Aardewerk!
Veel, zo niet de meeste, archeologische dateringen worden gedaan aan de hand van aardewerk. Een nederzetting wordt dan naar het gevonden aardewerk gedateerd. Dat aardewerk ook vele decennia, zelfs eeuwen later in de grond kan zijn geraakt, wordt in de datering te vaak niet meegenomen. Zie verder bij archeologie
Zo wordt het Paffrath aardewerk gedateeerd tussen 950 en 1200, maar ook in de 11e en 12e eeuw, met zelfs een looptijd tot het midden van de 13e eeuw. (Bron: Andreas Sturm)
Badorf aardewerk wordt gedateerd in de late 8e en de 9e eeuw. Maar ook in de 9e en 10e eeuw.

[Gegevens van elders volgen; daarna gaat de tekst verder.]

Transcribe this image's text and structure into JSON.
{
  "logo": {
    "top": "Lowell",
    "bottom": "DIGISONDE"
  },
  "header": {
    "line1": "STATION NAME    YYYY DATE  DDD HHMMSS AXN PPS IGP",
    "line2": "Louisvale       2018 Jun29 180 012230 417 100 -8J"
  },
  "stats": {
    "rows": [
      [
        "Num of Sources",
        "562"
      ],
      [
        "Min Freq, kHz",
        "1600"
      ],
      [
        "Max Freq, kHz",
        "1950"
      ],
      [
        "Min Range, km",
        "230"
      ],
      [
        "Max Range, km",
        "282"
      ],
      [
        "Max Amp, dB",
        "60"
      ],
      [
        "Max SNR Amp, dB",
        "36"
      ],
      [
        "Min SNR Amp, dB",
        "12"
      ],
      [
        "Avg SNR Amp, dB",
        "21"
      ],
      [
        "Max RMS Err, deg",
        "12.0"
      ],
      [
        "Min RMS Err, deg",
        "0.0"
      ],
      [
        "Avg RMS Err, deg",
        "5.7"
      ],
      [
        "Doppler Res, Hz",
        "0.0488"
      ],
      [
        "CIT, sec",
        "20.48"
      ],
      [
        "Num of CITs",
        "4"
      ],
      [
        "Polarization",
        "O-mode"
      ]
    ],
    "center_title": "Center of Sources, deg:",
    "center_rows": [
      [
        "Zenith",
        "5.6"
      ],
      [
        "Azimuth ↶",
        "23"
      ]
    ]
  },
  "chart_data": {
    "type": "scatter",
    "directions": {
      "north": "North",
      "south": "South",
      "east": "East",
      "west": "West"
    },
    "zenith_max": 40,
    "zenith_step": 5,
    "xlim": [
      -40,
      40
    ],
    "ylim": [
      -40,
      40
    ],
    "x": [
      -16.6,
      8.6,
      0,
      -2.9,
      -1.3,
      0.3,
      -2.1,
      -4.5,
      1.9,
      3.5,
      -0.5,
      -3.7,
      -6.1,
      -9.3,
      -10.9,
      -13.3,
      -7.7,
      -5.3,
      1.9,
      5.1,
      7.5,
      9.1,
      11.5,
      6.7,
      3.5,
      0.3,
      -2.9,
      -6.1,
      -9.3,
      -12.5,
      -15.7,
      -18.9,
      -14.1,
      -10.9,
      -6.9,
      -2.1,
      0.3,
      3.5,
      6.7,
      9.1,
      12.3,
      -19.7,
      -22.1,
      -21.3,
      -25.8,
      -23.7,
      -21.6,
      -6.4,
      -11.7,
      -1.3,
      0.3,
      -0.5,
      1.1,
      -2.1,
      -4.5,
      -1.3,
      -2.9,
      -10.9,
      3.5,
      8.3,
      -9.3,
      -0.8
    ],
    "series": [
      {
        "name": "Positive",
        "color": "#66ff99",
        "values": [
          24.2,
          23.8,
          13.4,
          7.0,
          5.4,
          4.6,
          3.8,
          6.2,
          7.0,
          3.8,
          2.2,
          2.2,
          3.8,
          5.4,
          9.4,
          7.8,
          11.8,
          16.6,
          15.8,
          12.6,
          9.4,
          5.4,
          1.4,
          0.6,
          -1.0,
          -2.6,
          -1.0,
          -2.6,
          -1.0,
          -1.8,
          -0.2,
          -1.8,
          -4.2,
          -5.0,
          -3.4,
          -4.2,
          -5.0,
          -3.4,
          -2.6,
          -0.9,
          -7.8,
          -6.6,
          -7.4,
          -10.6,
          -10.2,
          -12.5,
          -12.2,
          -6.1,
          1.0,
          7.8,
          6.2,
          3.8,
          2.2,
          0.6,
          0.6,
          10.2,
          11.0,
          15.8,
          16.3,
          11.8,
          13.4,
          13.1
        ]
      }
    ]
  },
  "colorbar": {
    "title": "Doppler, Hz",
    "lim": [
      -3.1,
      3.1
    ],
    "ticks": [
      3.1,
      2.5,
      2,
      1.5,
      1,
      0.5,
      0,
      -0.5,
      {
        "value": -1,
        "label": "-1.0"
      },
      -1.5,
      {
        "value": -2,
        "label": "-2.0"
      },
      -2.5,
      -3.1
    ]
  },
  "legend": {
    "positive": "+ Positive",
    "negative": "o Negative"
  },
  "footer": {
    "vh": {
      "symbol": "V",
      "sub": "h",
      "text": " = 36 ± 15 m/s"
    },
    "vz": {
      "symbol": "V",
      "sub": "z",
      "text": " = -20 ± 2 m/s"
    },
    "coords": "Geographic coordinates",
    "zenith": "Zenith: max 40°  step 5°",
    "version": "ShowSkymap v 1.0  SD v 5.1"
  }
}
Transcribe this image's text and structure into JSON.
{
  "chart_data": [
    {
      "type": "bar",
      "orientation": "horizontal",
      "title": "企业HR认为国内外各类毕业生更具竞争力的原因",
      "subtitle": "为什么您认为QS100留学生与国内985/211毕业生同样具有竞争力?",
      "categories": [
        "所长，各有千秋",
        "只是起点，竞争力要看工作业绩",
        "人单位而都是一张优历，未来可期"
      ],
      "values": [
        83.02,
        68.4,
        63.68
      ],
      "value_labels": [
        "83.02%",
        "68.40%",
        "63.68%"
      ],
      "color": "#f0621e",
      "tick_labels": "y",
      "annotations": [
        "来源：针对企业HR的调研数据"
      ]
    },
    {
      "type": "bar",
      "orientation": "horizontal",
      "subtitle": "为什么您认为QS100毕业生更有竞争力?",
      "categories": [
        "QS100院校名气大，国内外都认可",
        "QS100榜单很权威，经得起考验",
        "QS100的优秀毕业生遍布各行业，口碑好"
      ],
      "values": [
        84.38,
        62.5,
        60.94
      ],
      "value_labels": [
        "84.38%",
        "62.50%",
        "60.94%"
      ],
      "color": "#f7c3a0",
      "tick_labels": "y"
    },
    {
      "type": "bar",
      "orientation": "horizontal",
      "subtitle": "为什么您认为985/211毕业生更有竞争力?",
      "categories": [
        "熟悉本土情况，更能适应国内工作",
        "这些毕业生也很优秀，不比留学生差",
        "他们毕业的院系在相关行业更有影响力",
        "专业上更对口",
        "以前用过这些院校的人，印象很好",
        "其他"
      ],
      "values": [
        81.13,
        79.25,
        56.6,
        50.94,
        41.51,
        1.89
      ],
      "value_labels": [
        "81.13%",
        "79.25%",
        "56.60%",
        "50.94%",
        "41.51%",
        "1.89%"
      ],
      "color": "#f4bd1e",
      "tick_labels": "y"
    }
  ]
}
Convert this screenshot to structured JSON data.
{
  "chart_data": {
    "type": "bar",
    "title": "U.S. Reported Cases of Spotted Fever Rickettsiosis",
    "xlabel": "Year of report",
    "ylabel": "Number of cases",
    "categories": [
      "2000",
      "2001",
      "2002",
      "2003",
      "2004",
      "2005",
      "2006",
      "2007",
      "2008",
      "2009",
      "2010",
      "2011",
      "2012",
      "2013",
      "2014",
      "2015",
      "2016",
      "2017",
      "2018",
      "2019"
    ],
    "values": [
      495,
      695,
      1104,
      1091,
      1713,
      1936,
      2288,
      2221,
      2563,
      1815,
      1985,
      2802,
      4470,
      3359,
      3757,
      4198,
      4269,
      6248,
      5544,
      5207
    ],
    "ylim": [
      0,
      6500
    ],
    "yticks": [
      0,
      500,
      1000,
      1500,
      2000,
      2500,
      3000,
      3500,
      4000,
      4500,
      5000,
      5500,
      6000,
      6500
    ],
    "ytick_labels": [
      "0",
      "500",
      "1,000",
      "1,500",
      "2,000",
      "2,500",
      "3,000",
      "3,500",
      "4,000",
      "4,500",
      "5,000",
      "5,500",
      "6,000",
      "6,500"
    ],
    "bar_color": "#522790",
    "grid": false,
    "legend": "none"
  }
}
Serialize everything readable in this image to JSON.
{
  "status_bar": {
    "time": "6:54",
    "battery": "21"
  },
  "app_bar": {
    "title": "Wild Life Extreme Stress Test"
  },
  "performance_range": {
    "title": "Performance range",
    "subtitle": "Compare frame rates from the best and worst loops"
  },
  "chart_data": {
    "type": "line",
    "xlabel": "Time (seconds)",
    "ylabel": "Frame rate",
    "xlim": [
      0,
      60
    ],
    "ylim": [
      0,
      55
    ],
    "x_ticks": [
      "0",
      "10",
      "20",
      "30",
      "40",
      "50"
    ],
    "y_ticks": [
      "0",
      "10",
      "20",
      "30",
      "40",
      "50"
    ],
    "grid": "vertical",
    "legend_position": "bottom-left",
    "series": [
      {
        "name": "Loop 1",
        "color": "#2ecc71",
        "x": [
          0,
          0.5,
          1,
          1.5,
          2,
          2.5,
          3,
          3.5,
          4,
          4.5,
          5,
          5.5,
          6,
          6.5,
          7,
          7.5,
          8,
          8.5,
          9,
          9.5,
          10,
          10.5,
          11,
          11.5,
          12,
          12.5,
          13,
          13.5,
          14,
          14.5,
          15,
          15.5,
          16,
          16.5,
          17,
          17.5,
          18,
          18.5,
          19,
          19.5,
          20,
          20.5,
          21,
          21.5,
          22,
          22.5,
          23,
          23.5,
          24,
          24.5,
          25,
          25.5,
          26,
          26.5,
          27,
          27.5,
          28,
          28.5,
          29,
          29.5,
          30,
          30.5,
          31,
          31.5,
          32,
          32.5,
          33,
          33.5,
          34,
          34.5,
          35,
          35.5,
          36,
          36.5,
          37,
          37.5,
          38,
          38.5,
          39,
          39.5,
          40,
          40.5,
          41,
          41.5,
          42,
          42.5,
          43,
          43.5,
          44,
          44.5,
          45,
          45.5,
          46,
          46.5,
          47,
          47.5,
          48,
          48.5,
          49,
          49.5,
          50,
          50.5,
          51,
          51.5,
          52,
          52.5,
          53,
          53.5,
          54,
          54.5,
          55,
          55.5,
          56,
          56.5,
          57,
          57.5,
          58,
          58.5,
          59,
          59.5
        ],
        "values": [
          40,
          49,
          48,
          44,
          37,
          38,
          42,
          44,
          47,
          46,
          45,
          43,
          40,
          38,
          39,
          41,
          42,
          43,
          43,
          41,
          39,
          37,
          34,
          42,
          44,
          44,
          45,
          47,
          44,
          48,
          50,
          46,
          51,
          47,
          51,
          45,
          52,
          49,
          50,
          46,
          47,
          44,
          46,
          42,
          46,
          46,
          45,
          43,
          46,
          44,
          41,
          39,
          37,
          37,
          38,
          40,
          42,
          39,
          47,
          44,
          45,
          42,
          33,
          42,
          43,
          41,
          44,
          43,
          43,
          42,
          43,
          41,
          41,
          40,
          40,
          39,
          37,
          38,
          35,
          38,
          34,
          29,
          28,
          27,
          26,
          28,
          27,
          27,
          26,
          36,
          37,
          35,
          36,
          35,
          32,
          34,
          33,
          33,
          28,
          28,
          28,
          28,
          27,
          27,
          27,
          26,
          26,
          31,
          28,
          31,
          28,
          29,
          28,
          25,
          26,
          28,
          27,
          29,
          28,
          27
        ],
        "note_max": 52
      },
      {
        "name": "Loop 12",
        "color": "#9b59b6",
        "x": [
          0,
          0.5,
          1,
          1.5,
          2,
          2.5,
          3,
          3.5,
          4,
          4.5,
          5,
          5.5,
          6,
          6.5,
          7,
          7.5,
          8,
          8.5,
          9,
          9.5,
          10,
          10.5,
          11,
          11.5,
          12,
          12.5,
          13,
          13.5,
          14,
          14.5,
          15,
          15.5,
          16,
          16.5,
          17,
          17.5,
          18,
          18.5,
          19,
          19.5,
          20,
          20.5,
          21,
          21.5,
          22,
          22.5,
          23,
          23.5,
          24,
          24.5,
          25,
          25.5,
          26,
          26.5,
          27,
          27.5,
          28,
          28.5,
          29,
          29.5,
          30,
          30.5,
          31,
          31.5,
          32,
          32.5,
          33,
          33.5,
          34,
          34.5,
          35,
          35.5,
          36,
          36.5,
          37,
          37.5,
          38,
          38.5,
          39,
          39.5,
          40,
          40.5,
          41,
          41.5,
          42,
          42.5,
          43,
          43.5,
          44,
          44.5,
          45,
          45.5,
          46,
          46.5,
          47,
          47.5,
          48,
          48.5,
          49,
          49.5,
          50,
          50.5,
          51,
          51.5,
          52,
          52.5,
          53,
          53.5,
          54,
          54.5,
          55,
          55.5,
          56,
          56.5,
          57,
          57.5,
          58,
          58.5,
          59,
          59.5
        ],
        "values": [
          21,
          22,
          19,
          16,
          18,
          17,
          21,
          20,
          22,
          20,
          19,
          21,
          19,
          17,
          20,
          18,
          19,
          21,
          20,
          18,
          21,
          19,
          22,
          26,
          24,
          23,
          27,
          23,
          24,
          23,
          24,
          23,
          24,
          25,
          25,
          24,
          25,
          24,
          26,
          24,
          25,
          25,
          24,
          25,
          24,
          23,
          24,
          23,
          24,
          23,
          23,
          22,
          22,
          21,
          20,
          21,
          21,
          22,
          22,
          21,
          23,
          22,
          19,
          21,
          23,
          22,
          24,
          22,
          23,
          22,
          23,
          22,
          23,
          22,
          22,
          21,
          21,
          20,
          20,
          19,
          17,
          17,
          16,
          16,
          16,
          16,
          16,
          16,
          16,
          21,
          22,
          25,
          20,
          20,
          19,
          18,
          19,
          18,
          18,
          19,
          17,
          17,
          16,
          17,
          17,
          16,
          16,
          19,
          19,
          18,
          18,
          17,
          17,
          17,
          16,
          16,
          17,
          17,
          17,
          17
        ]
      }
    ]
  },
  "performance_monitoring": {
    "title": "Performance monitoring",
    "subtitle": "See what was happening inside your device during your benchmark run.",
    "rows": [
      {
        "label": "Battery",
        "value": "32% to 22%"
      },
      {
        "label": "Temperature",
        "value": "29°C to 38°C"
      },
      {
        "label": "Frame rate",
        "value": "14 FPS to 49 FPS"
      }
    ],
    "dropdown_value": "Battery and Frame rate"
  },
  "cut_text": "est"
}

De zogenaamde Kogelpotten worden door Braat en Van Giffen niet vroeger dan de 9e eeuw gedateerd, door Steggert in de 8e of 9e eeuw.
Pingsdorfer aardewerk heeft een lange looptijd en wel vanaf de (900) 10e eeuw tot in het midden van de 13e eeuw.
Mayener waar Tatinger aardewerk en Reliëfbandamforen worden helemaal ruim gedateerd.
Als dan, zoals in Wijk bij Duurstede, zowel Badorf-, Mayener-, Tatingeraardewerk als Reliëfbandamforen worden gevonden, wordt een datering vóór 863 wel erg discutabel. Zeker als het allemaal om 'import-aardewerk' gaat. In het jaar 863 wordt volgens W.van Es, de opgraver van Dorestad, deze plaats vernietigd en verlaten.

De nieuwste technieken.
Microscopische etensresten kunnen dankzij een nieuwe techniek worden gebruikt om oeroud aardewerk verbazingwekkend nauwkeurig te dateren. Dit blijkt uit een nieuw rapport van de Universiteit van Bristol, waar deze baanbrekende methode is ontwikkeld. ‘Een van de “heilige gralen” van de archeologie is het direct kunnen dateren van opgegraven aardewerk,’ aldus professor en projectleider Richard Evershed in een persbericht. Maar prehistorisch aardewerk dateren is lastig.
Potten van aardewerk (vaak in stukken gebroken) behoren tot de voorwerpen die archeologen het meeste aantreffen bij opgravingen. Vanaf de Griekse en Romeinse tijd tot nu kunnen we op basis van de stijl het aardewerk dateren. Prehistorische potten uit bijvoorbeeld de steentijd hebben veel minder stilistische kenmerken en waren daarom tot nu toe moeilijker te dateren.
De nieuwe dateringsmethode maakt gebruik van de wetenschap dat microscopische hoeveelheden vet, bijvoorbeeld van vlees en melk die zijn bereid of bewaard in potten, zich nog steeds in de poriën van het aardewerk bevinden.
Volgens het onderzoeksteam is het gelukt om afzonderlijke vetzuren te isoleren en met behulp van de nieuwste analysetechnieken te bepalen of ze geschikt zijn voor C14-datering.
Om er zeker van te zijn dat de methode werkt, onderzochten de wetenschappers de leeftijd van prehistorisch aardewerk dat al eerder was gedateerd. Het dateren van het aardewerk verliep buitengewoon soepel en effectief, net als bij een C14-datering van botten. Volgens het rapport is de dateringsmethode extreem nauwkeurig – in sommige gevallen met een onzekerheid van slechts een mensenleven, wat toch al vlug een halve eeuw betekent.